Я, конечно, понимаю, что подлинная ценность человека определяется не эмалью на его манишке, а тем, что у него в сердце. Но люди — вы знаете их дольше и лучше, чем я, — любят видимое, наглядное, осязаемые знаки достоинства, и я не браню их за это, сердцем понимая такое пристрастие, и поверьте, что только симпатия и любовь к ближним заставляют меня радоваться при мысли, что отныне мой Красный Лев второй степени будет тешить их детски наивное восприятие.

Итак, на сегодня хватит, дорогие мама и папа. Плут дает больше, чем имеет, и я надеюсь вскоре рассказать вам о новых впечатлениях, о дальнейшем познании мира, то есть о всем том, что стало мне доступно благодаря вашему великодушию. И если ответное письмо с сообщением о вашем благополучии еще успеет прийти по вышеуказанному адресу, то это сделает окончательно счастливым Вашего нежного и покорного сына

Лулу.


Это послание, тщательно написанное слегка склоняющимся влево почерком частично по-немецки, частично по-французски, — целая кипа маленьких бланков «Савой палас», — заканчивающееся окруженной овалом подписью, ушло к моим родителям в люксембургский замок Монрефюж. Я немало потрудился над ним, ибо был очень заинтересован в переписке с этими столь близкими мне людьми, и с превеликим нетерпением стал ждать ответа, который, как мне почему-то думалось, будет написан рукой маркизы. Над этим сочиненьицем я просидел много дней, и надо сказать, что оно, за исключением нескольких слегка затуманенных мест в начале, правдиво воссоздает события, даже в том пункте, где я говорю, что предложение господина де Гюйона представить меня ко двору совпало с моими заветными желаниями. Старательность, с которой писался этот лиссабонский отчет, я тем более вменяю себе в заслугу, что время для него мне приходилось отрывать от постоянного, уже с трудом удерживаемого в границах благоприличия общения с семейством Кукук, общения, которое — кто бы мог это подумать — главным образом сводилось к спорту, до сих пор известному мне не лучше, чем и все остальные виды спорта, а именно к игре в теннис с Зузу и ее приятелями по клубу.

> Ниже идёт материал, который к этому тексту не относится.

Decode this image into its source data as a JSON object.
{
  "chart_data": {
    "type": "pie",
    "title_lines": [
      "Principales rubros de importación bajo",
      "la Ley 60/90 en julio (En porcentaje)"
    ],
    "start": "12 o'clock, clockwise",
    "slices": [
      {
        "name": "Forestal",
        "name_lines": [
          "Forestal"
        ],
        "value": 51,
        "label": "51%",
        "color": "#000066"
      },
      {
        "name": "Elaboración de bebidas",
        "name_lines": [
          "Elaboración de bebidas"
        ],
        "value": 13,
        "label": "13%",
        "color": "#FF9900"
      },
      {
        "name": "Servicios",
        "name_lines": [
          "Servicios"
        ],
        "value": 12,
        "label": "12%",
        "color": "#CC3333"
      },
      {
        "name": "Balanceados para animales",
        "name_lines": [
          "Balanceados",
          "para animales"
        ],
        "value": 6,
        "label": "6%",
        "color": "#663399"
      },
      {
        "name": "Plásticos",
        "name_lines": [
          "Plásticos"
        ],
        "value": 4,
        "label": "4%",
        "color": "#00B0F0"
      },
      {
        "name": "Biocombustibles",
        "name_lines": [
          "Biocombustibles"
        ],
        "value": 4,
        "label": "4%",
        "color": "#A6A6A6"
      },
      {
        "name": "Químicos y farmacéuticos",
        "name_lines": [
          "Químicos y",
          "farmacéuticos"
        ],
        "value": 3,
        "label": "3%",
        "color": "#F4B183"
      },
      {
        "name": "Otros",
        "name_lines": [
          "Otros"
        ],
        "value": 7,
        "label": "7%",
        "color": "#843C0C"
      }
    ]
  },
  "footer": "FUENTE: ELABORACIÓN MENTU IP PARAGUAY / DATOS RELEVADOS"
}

Для того чтобы согласиться на предложение сыграть партию в теннис и действительно прийти на корт, требовалось немало дерзости. Но на третий день, как и было условлено, в точно назначенный мне час, в безукоризненном спортивном костюме — белых фланелевых брюках с белым же поясом, в рубашке с отложным воротничком, поверх которой я надел для улицы синюю куртку, в бесшумных парусиновых туфлях на тонкой резиновой подошве, придающих танцевальную легкость походке, — я явился на расположенную вблизи от дома Зузу двойную площадку, которую в эти часы оставляли за ней и ее друзьями. На душе у меня было почти так же, как в свое время, когда я, волнуясь, но полный радостной решимости, предстал перед военной врачебной комиссией. Решимость — все. Воодушевленный своим спортивным костюмом и окрыляющими туфлями, я твердо решил не ударить лицом в грязь в игре, которую мне хоть и доводилось видеть, но в которой я никогда не участвовал.

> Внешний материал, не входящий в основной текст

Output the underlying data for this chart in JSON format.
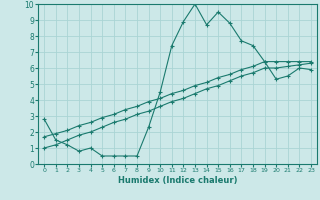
{
  "xlabel": "Humidex (Indice chaleur)",
  "bg_color": "#cce8e8",
  "line_color": "#1a7a6e",
  "grid_color": "#aad4d4",
  "xlim": [
    -0.5,
    23.5
  ],
  "ylim": [
    0,
    10
  ],
  "xticks": [
    0,
    1,
    2,
    3,
    4,
    5,
    6,
    7,
    8,
    9,
    10,
    11,
    12,
    13,
    14,
    15,
    16,
    17,
    18,
    19,
    20,
    21,
    22,
    23
  ],
  "yticks": [
    0,
    1,
    2,
    3,
    4,
    5,
    6,
    7,
    8,
    9,
    10
  ],
  "line1_x": [
    0,
    1,
    2,
    3,
    4,
    5,
    6,
    7,
    8,
    9,
    10,
    11,
    12,
    13,
    14,
    15,
    16,
    17,
    18,
    19,
    20,
    21,
    22,
    23
  ],
  "line1_y": [
    2.8,
    1.5,
    1.2,
    0.8,
    1.0,
    0.5,
    0.5,
    0.5,
    0.5,
    2.3,
    4.5,
    7.4,
    8.9,
    10.0,
    8.7,
    9.5,
    8.8,
    7.7,
    7.4,
    6.4,
    5.3,
    5.5,
    6.0,
    5.9
  ],
  "line2_x": [
    0,
    1,
    2,
    3,
    4,
    5,
    6,
    7,
    8,
    9,
    10,
    11,
    12,
    13,
    14,
    15,
    16,
    17,
    18,
    19,
    20,
    21,
    22,
    23
  ],
  "line2_y": [
    1.0,
    1.2,
    1.5,
    1.8,
    2.0,
    2.3,
    2.6,
    2.8,
    3.1,
    3.3,
    3.6,
    3.9,
    4.1,
    4.4,
    4.7,
    4.9,
    5.2,
    5.5,
    5.7,
    6.0,
    6.0,
    6.1,
    6.2,
    6.3
  ],
  "line3_x": [
    0,
    1,
    2,
    3,
    4,
    5,
    6,
    7,
    8,
    9,
    10,
    11,
    12,
    13,
    14,
    15,
    16,
    17,
    18,
    19,
    20,
    21,
    22,
    23
  ],
  "line3_y": [
    1.7,
    1.9,
    2.1,
    2.4,
    2.6,
    2.9,
    3.1,
    3.4,
    3.6,
    3.9,
    4.1,
    4.4,
    4.6,
    4.9,
    5.1,
    5.4,
    5.6,
    5.9,
    6.1,
    6.4,
    6.4,
    6.4,
    6.4,
    6.4
  ],
  "marker": "+"
}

Я пришел раньше времени и оказался один на корте. Там имелся домик, служивший для раздеванья и хранения теннисных принадлежностей. Я вошел в него, снял куртку, взял ракетку, несколько штук прехорошеньких, белых как снег мячиков и, вернувшись на площадку, начал упражняться в манипулировании этими предметами. Легонько подкидывал мяч на пружинящей сетке ракетки, а когда он высоко подпрыгивал — ловил его в воздухе или всем известным движением, напоминающим легкое движение лопатой, поднимал с земли на ракетку. Чтобы размять плечи и испытать силу, необходимую для подачи, я посылал его обычным приемом или back hand'ом[205] через сетку — весьма относительно, конечно, ибо большей частью мои мячи ударялись об нее, летели за черту противоположного поля или, если я становился слишком ретив, то и через проволочную ограду площадки.

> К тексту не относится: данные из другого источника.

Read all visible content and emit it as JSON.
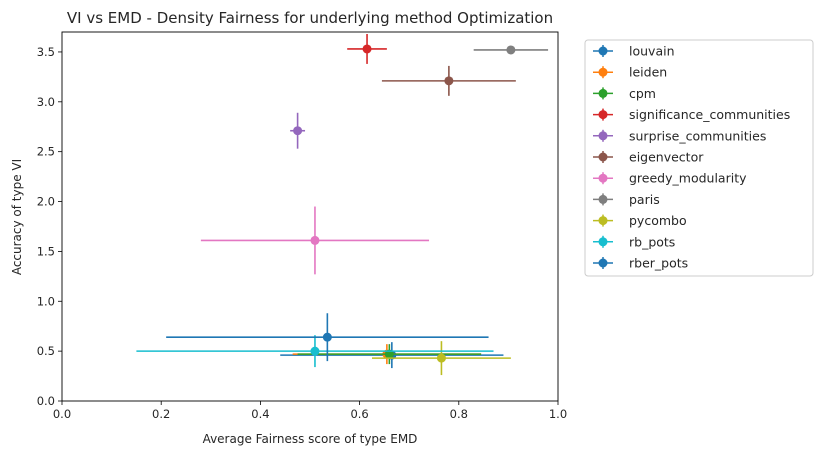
{
  "chart_data": {
    "type": "scatter",
    "title": "VI vs EMD - Density Fairness for underlying method Optimization",
    "xlabel": "Average Fairness score of type EMD",
    "ylabel": "Accuracy of type VI",
    "xlim": [
      0.0,
      1.0
    ],
    "ylim": [
      0.0,
      3.7
    ],
    "xticks": [
      "0.0",
      "0.2",
      "0.4",
      "0.6",
      "0.8",
      "1.0"
    ],
    "yticks": [
      "0.0",
      "0.5",
      "1.0",
      "1.5",
      "2.0",
      "2.5",
      "3.0",
      "3.5"
    ],
    "grid": false,
    "legend_position": "outside-right",
    "series": [
      {
        "name": "louvain",
        "color": "#1f77b4",
        "x": 0.665,
        "y": 0.46,
        "xerr": 0.225,
        "yerr": 0.13
      },
      {
        "name": "leiden",
        "color": "#ff7f0e",
        "x": 0.655,
        "y": 0.47,
        "xerr": 0.19,
        "yerr": 0.1
      },
      {
        "name": "cpm",
        "color": "#2ca02c",
        "x": 0.66,
        "y": 0.47,
        "xerr": 0.185,
        "yerr": 0.1
      },
      {
        "name": "significance_communities",
        "color": "#d62728",
        "x": 0.615,
        "y": 3.53,
        "xerr": 0.04,
        "yerr": 0.15
      },
      {
        "name": "surprise_communities",
        "color": "#9467bd",
        "x": 0.475,
        "y": 2.71,
        "xerr": 0.015,
        "yerr": 0.18
      },
      {
        "name": "eigenvector",
        "color": "#8c564b",
        "x": 0.78,
        "y": 3.21,
        "xerr": 0.135,
        "yerr": 0.15
      },
      {
        "name": "greedy_modularity",
        "color": "#e377c2",
        "x": 0.51,
        "y": 1.61,
        "xerr": 0.23,
        "yerr": 0.34
      },
      {
        "name": "paris",
        "color": "#7f7f7f",
        "x": 0.905,
        "y": 3.52,
        "xerr": 0.075,
        "yerr": 0.03
      },
      {
        "name": "pycombo",
        "color": "#bcbd22",
        "x": 0.765,
        "y": 0.43,
        "xerr": 0.14,
        "yerr": 0.17
      },
      {
        "name": "rb_pots",
        "color": "#17becf",
        "x": 0.51,
        "y": 0.5,
        "xerr": 0.36,
        "yerr": 0.16
      },
      {
        "name": "rber_pots",
        "color": "#1f77b4",
        "x": 0.535,
        "y": 0.64,
        "xerr": 0.325,
        "yerr": 0.24
      }
    ]
  }
}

Так, с удовольствием сжимая рукоятку чудесного орудия игры, носился я в singl'е[206] с невидимым противником, за каковым занятием меня и застала Зузу Кукук, появившаяся вместе с двумя партнерами, юношей и девицей, тоже с ног до головы в белом, которые, как выяснилось, были не братом и сестрой, а кузеном и кузиной. Его звали, кажется, Коста, а может — Куна, ее — если не Лопес, то Камоэс, точно я уже не помню.

— Смотрите-ка, маркиз тренируется соло. Это выглядит весьма любопытно, — насмешливо объявила Зузу и стала знакомить меня с обоими своими спутниками, очень изящными, но бесконечно уступающими ей в прелести, а затем и с подошедшими членами клуба, дамами и мужчинами: Салдаха, Виченте, де Менезес, Феррейра и как там их еще всех звали.

Игроков собралось уже двенадцать человек, включая меня, но четверо, болтая и смеясь, уселись на скамейку, добровольно взяв на себя роль зрителей. Остальные разошлись по площадкам. Зузу и я очутились друг против друга на одной из них. Какой-то долговязый юнец вскарабкался на место судьи, чтобы отмечать и объявлять, кому засчитывается удар, а также все ауты, геймы и сеты.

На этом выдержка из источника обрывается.